From the beginning, the SCTA is trying to limit the strike to demands that will solve nothing. The district declared an impasse in negotiations over COVID measures on December 10, after announcing that vaccine mandates for students would not be enforced this school year, and that in-school masking would be made optional as early as April. When students returned from winter break in January, in the middle of the Omicron surge, widespread illness made the teacher and substitute shortage significantly worse.
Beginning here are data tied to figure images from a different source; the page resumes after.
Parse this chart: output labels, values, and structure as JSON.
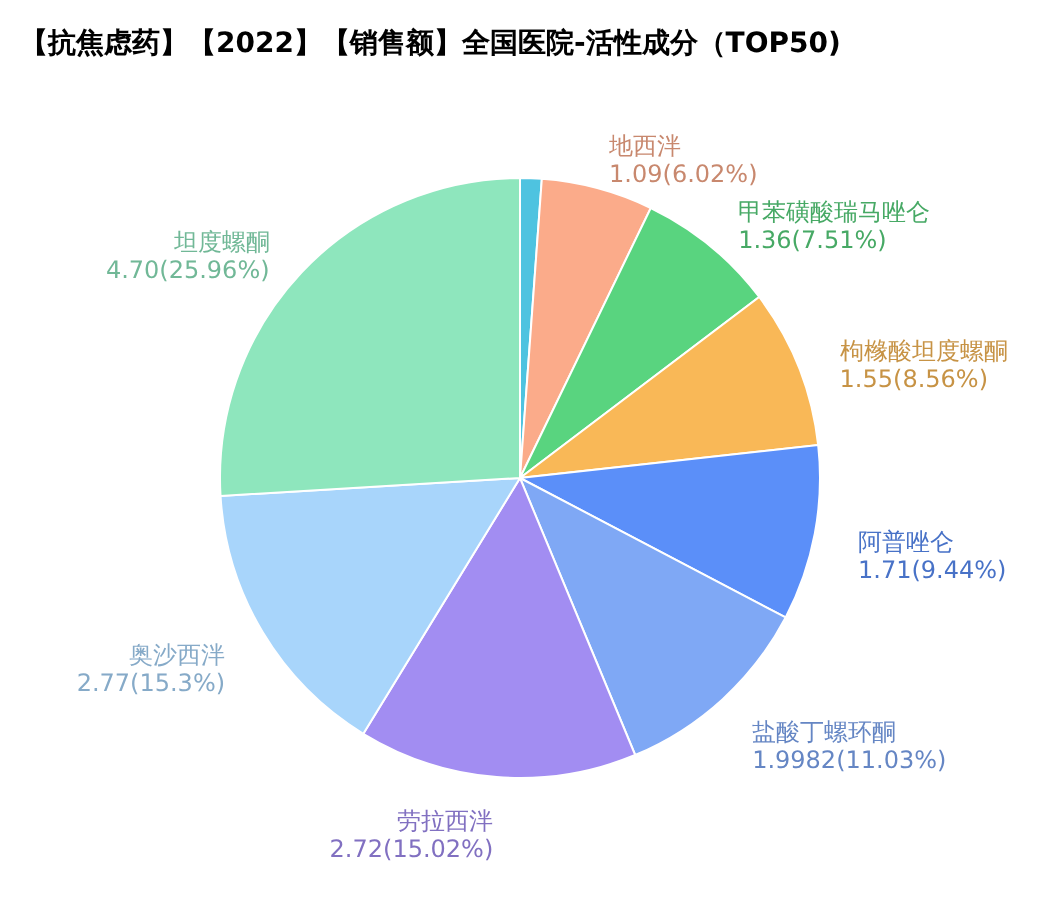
{
  "chart_data": {
    "type": "pie",
    "title": "【抗焦虑药】【2022】【销售额】全国医院-活性成分（TOP50)",
    "categories": [
      null,
      "地西泮",
      "甲苯磺酸瑞马唑仑",
      "枸橼酸坦度螺酮",
      "阿普唑仑",
      "盐酸丁螺环酮",
      "劳拉西泮",
      "奥沙西泮",
      "坦度螺酮"
    ],
    "values": [
      0.21,
      1.09,
      1.36,
      1.55,
      1.71,
      1.9982,
      2.72,
      2.77,
      4.7
    ],
    "value_labels": [
      null,
      "1.09(6.02%)",
      "1.36(7.51%)",
      "1.55(8.56%)",
      "1.71(9.44%)",
      "1.9982(11.03%)",
      "2.72(15.02%)",
      "2.77(15.3%)",
      "4.70(25.96%)"
    ],
    "colors": [
      "#4ec3e0",
      "#fbab8a",
      "#59d47f",
      "#f9b857",
      "#5b8ff9",
      "#7fa8f5",
      "#a28df2",
      "#a8d5fb",
      "#8ee6bd"
    ],
    "legend": false
  }
}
Sacramento teachers have not had a raise since the end of their 2019 contract, which makes for an effective 11 percent pay cut due to inflation. At the same time, according to the union, teachers have had an effective pay cut of $10,000 a year in higher health care expenses. Yet they have embraced a fact finder report that endorses a cost-of-living increase for only one year.

The lack of staffing in Sacramento and other districts comes from decades of underfunding and the bipartisan political decision to remove public health measures. As part of Democratic Governor Gavin Newsom’s plan to make COVID “endemic,” school mask mandates were ended statewide on March 11. Federally, funding for COVID response has dried up, including for treating and vaccinating the uninsured. At the same time, COVID cases and hospitalizations are spiking again in Europe and there is every indication that the next surge in the US, driven by the Omicron subvariant BA.2, has already begun.

Opposition is mounting throughout the working class over the rise of inflation, overwork and the ongoing dangers of the pandemic. Teachers in Sacramento must break from the stranglehold of the union and build independent rank-and-file committees to make demands based on their own interests, including adequate staffing ratios, a livable wage, and the right to remote learning until the pandemic is contained.